Thanks to the Alaska Railroad, I recently enjoyed a wonderful trip to our northernmost state which included not only trains, but a few buses and planes as well. While visiting Alaska in the winter may seem a bit foreboding, having the right gear makes sightseeing in negative-Fahrenheit temperatures bearable, and actually enjoyable. Though the snowy landscape is quite beautiful, most make the winter trek to catch the aurora borealis – or as is more commonly known, the northern lights. Heading up to the Arctic Circle yields the best views of the lights, and that is where I wound up for part of my adventure.

The railroad doesn’t offer too many trains in the winter, but I did get a chance to ride the Aurora Winter train (don’t worry, I’ll be going back in September to ride all the rest of the trains). Similar to Amtrak’s Vacations, the Alaska Railroad offers travel packages that include rail and other tours. I opted for their Arctic Circle Adventure Package, which included the train trip from Anchorage to Fairbanks, and a bus/plane journey up the Dalton Highway to the Arctic Circle.

Looks legit!
You even get an extremely official certificate telling the world you’ve visited the Arctic Circle. Looks legit!

If you’ve seen the show Ice Road Truckers, you may be familiar with the Dalton Highway. The show’s third through sixth seasons feature the highway, which runs just north of Fairbanks up to the Arctic Ocean and Prudhoe Bay in the north – a 414-mile journey. Our first day consisted of traveling to Coldfoot (Mile 175), where we spent two nights and would be our jumping-off point. The second day took us further north on the highway, through the route’s highest elevation – Atigun Pass (Mile 244) – and to the North Slope, offering a beautiful view of the Brooks Range. Both nights consisted of aurora watching, the first of which was at a cabin in the small former mining community of Wiseman – population 14.

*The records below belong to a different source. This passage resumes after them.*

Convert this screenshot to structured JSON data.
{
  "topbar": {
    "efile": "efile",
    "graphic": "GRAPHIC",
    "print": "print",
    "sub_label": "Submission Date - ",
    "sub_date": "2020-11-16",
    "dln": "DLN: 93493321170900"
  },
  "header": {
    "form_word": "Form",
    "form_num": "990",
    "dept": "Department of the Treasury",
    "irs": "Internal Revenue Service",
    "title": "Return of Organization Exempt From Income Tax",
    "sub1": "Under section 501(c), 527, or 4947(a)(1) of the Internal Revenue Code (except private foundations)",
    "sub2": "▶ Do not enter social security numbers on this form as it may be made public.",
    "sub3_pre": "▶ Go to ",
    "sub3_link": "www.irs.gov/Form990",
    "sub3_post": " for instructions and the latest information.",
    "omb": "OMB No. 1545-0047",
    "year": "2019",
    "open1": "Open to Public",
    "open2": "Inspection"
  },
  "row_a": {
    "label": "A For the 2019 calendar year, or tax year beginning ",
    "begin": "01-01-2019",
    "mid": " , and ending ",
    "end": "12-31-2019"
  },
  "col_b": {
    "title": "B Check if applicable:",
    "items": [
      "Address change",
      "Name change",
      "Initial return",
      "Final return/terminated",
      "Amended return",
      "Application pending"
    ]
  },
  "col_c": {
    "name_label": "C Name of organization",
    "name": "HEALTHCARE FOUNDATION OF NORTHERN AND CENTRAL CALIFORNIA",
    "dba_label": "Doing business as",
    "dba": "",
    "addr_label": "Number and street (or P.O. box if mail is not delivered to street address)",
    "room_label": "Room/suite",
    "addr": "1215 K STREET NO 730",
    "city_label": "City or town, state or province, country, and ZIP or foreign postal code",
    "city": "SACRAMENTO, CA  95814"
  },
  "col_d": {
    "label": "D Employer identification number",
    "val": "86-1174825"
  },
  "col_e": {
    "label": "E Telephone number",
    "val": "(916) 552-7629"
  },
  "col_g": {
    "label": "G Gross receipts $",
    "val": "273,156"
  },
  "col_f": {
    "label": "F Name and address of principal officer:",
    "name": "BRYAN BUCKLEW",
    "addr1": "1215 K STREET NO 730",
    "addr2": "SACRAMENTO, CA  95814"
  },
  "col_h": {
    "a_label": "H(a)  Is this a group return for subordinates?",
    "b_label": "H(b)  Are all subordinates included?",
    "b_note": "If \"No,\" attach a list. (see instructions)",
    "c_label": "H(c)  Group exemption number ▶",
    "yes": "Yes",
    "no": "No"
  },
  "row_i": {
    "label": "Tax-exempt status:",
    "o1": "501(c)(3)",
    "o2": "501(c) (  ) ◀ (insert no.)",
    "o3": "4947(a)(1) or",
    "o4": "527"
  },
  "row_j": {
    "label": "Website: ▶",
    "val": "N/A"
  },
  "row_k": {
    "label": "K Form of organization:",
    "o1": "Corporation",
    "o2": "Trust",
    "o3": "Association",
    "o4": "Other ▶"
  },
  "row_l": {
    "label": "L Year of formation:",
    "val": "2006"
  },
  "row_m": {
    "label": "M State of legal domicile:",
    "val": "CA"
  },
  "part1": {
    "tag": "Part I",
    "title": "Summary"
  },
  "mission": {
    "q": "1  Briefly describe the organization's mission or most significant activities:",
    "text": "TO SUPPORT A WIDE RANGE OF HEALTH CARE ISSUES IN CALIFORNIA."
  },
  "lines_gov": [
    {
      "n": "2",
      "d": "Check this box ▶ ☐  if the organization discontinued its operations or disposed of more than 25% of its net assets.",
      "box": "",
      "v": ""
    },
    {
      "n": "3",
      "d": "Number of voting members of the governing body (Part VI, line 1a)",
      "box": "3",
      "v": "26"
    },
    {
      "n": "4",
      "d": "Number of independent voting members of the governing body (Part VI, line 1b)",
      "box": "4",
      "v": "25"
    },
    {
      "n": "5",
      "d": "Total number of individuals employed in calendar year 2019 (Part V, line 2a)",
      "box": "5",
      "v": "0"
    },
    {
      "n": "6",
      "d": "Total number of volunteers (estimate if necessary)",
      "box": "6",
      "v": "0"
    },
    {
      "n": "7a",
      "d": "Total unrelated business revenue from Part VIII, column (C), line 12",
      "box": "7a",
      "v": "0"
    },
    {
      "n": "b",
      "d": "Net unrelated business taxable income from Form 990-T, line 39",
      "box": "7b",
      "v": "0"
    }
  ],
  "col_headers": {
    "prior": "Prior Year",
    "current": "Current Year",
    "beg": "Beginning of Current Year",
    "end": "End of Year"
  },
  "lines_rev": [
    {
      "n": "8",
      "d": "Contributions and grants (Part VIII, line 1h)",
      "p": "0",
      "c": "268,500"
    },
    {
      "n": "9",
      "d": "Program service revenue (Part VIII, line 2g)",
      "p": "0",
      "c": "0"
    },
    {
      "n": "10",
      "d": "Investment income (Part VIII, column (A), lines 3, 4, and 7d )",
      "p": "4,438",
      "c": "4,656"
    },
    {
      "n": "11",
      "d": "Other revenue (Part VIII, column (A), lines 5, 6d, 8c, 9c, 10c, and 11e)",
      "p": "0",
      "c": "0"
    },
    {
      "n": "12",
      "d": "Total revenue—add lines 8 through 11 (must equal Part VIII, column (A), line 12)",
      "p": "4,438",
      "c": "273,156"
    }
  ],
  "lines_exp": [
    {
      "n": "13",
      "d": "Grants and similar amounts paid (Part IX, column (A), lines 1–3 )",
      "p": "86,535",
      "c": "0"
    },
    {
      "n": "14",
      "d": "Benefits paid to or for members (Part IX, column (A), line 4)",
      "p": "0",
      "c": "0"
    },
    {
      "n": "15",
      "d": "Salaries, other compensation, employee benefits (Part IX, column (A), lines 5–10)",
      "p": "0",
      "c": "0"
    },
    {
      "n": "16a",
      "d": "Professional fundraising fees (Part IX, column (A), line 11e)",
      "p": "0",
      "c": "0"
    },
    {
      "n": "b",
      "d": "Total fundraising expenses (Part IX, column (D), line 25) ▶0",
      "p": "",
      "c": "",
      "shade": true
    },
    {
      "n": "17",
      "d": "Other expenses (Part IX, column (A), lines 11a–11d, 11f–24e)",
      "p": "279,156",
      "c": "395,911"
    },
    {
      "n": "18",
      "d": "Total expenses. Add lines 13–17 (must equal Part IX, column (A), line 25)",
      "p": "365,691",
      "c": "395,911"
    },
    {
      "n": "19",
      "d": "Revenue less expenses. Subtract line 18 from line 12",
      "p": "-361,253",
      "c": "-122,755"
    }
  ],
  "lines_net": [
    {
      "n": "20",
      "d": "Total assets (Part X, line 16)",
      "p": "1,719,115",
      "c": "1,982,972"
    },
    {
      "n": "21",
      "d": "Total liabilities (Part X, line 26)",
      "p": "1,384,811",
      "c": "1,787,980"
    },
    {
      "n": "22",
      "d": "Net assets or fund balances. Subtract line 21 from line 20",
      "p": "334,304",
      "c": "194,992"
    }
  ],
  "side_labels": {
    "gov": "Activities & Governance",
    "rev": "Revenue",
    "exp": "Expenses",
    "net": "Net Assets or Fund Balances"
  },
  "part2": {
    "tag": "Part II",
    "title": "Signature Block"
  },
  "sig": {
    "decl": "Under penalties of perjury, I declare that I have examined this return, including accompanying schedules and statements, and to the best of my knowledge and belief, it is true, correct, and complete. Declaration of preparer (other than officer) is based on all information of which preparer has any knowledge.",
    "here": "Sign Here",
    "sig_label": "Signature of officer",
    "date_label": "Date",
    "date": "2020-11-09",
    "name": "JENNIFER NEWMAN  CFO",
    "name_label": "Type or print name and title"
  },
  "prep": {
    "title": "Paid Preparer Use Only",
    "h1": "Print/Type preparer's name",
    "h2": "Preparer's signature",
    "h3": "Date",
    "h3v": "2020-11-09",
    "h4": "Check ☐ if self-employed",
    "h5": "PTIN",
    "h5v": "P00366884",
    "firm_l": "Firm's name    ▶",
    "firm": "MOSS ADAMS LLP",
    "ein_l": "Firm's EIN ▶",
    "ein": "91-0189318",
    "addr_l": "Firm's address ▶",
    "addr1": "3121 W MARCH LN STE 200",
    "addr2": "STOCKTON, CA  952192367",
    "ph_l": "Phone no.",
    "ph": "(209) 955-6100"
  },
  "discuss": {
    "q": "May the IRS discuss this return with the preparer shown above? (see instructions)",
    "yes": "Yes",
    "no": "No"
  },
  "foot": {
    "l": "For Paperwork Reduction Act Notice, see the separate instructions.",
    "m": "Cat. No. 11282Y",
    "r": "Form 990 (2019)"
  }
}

Before sharing the photos I took on the train, I figured I’d share the ones from the Arctic. Much of the vista is similar to what is seen from the train, with the exception of the trucks and the Trans Alaska Pipeline running parallel. For anyone else out there feeling adventurous, I’d certainly recommend the railroad’s Arctic Circle Adventure Package, with a couple nights at the hot springs outside of Fairbanks… it was great fun. I can’t wait until September, and my next trip to Alaska.

  
 
   
 
  
 
  
 
  
 
   
  
 
  
   
  
 
 
  
 
  
 

8 thoughts on “Traveling Alaska’s Dalton Highway

  1. Those are great pix, Emily. Tell me, is there a “ceremony” when you cross the Arctic Circle like the Navy has when you cross the equator? Hope there wasn’t, for your sake!

    1. What do they do in the Navy? Throw you overboard? :) They actually rolled out a red carpet for us to walk over. A tad silly, but amusing.

    1. Haha, that certificate is equally corny! Thankfully we had no condiments, vomit, or other disgusting things thrown at us while crossing. The nastiest thing we got were some pretty horrible outhouses (they’re not cleaned during the winter)… to my relief immense mountains of excrement don’t really smell bad when it is extremely cold.